«Le premier jour, les premiers kilomètres, le premier orage, les premières montées difficiles, les premiers moments de plaisir ; ce plaisir de partir, ce plaisir de souffrir, mais de réussir. 95Km, domessin→Minzier. C’est vrai que je n’avais pas regardé la météo. A quoi bon ?!
7h du matin dernier préparatifs. Je n’avais pas envie que sa s’éternise. J’étais pressé de monter sur mon vélo et d’aller assez loin pour ne pas avoir envie de faire demi-tour. Alors j’ai mis le peu d’affaire qu’il me manquait dans la remorque, j’ai dit au revoir à ma mère et à ma grand-mère. J’ai réveillé mon frère qui dormait sur la terrasse pour lui dire que je partais.»

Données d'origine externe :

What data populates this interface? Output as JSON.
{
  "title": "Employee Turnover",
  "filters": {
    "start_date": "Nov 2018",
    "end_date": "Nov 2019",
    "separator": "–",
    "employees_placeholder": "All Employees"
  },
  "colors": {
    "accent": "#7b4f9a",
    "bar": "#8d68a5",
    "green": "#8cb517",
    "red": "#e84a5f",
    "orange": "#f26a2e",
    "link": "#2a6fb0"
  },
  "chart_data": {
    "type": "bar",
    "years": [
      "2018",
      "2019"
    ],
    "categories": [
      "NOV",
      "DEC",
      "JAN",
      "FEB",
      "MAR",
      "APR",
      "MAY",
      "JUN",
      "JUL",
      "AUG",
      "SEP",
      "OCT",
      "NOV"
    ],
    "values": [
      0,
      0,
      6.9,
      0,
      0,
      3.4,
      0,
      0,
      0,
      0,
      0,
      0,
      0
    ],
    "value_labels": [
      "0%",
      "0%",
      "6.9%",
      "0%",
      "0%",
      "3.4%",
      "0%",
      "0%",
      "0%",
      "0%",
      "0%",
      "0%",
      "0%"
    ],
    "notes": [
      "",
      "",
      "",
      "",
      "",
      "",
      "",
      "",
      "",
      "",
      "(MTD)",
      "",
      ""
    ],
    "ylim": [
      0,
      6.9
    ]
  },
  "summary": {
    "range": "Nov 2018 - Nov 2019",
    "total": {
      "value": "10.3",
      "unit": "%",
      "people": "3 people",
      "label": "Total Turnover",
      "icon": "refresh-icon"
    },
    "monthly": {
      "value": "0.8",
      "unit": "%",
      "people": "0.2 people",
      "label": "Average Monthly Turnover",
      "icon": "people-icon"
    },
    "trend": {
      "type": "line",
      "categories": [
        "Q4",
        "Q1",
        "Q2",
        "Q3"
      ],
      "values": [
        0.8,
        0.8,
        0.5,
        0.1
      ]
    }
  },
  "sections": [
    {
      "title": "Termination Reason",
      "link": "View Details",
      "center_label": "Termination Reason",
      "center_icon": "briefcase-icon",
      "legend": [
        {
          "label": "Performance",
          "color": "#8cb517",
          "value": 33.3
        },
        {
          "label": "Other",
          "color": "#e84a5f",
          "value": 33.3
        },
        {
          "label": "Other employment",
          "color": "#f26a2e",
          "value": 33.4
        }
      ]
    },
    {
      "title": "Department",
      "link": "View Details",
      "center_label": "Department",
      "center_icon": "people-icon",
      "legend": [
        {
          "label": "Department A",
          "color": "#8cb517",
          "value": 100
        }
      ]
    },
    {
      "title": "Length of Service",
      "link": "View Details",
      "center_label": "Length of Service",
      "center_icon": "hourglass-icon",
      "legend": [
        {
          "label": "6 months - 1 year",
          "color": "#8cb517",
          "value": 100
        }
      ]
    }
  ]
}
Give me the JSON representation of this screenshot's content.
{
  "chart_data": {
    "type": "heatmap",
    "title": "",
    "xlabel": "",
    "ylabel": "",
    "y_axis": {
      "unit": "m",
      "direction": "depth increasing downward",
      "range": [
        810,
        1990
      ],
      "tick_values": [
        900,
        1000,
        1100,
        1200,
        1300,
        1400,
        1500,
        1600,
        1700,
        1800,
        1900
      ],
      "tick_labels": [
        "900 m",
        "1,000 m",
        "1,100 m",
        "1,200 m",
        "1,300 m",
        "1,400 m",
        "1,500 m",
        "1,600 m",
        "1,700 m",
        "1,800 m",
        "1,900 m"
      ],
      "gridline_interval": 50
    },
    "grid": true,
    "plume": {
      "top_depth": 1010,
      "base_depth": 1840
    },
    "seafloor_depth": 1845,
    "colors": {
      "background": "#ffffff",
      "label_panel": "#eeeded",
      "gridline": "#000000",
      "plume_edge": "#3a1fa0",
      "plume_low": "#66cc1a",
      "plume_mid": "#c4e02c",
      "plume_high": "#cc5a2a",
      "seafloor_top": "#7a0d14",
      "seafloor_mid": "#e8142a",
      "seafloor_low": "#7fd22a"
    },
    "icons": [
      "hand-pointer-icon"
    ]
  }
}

Je me souviens parfaitement de ce »réveil » matinale, je n’avais pas vraiment trouvé le sommeil. Jusqu’au dernier instant j’avais cette appréhension, cette sensation que tu ressens avant de sauter dans le vide, avant de dire »je t’aime » pour la première fois. C’est quitte ou double, soit tu te lances et tu ressens une montée d’adrénaline qui te remplis de vie. Soit tu renonce et ce vide que tu n’a pas eu le courage d’affronter te rempli de doutes, de regrets. Alors j’ai dit au revoir à toutes ces raisons qui me retenait en France et je me suis jeté dans le vide ! Comme la chute fut chargée d’émotions, de rencontres, de péripéties, de réflexion, d’évasions… Le premier jour c’était vraiment spécial ! Je n’avais aucun entraînement pour faire 700 kilomètres à vélo, je n’avais pas fait un kilomètre avec la remorque a l’arrière , et j’avais sûrement rempli cette remorque de choses lourdes et inutiles en oubliant le principal… partir léger. Alors j’ai juste voulu dépasser mes limites et partir le plus loin possible.
Je dis bien »possible » car la notion de ce qui est possible a bien évolué au fil du temps pour les voyageurs. Ayant pour seul moteur mes deux jambes et l’énergie qu’elles consomment, je me suis senti un peu lent et chaque kilomètre me parurent toujours un peu plus longs. En fin de journée, c’est donc exténué et trempé que j’ai frappé à la porte d’un habitant pour lui demander l’hospitalité. Il a accepté et le confort d’une douche et d’un lit ne furent pas de trop. Croyez-moi j’ai bien dormi cette nuit la, et l’appréhension s’est transformé en excitation !
Jour 2 :
« Je regarde sans cesse à quelle vitesse j’avance et combien de kilomètres j’ai parcouru. Pourquoi ai-je toujours besoin de ces données ? Il y a le voyageur et le compétiteur, et l’un ne va pas avec l’autre ! Partir en vélo me fait réaliser plusieurs choses. Cette route je l’ai prise pendant plus d’un an, deux fois par mois. Soit en train, soit en covoiturage. Cela prenait 3h environ pour me rendre à Fribourg. J’adorais faire cette route, quitter la France, longer le lac Léman et passer le week-end en Suisse. J’adorais Fribourg, toutes ces cultures qui se mélangent, toutes ces langues, le suisse-allemand, le français, l’italien, l’anglais, l’allemand. C’était incroyable, je me sentais dans mon univers ! Mais ces voyages m’ont donné l’illusion que tout était simple, que 300 kilomètres ce n’était que 3h. Je crois que le progrès nous amène à vulgariser certaines valeurs essentielles, mais il y a des distances et des sentiments que le progrès ne pourra jamais vulgariser.
J’arrive donc à Lausanne en fin de journée. Je me baigne dans le lac Léman, j’installe ma tente et je discute avec mon voisin cycliste lui aussi. Il est parti pendant une semaine sur la route et il n’a que deux petites sacoches sur son vélo. Avec le temps on apprend , à partir léger… Et plus on sent la légèreté, plus on ressent la liberté.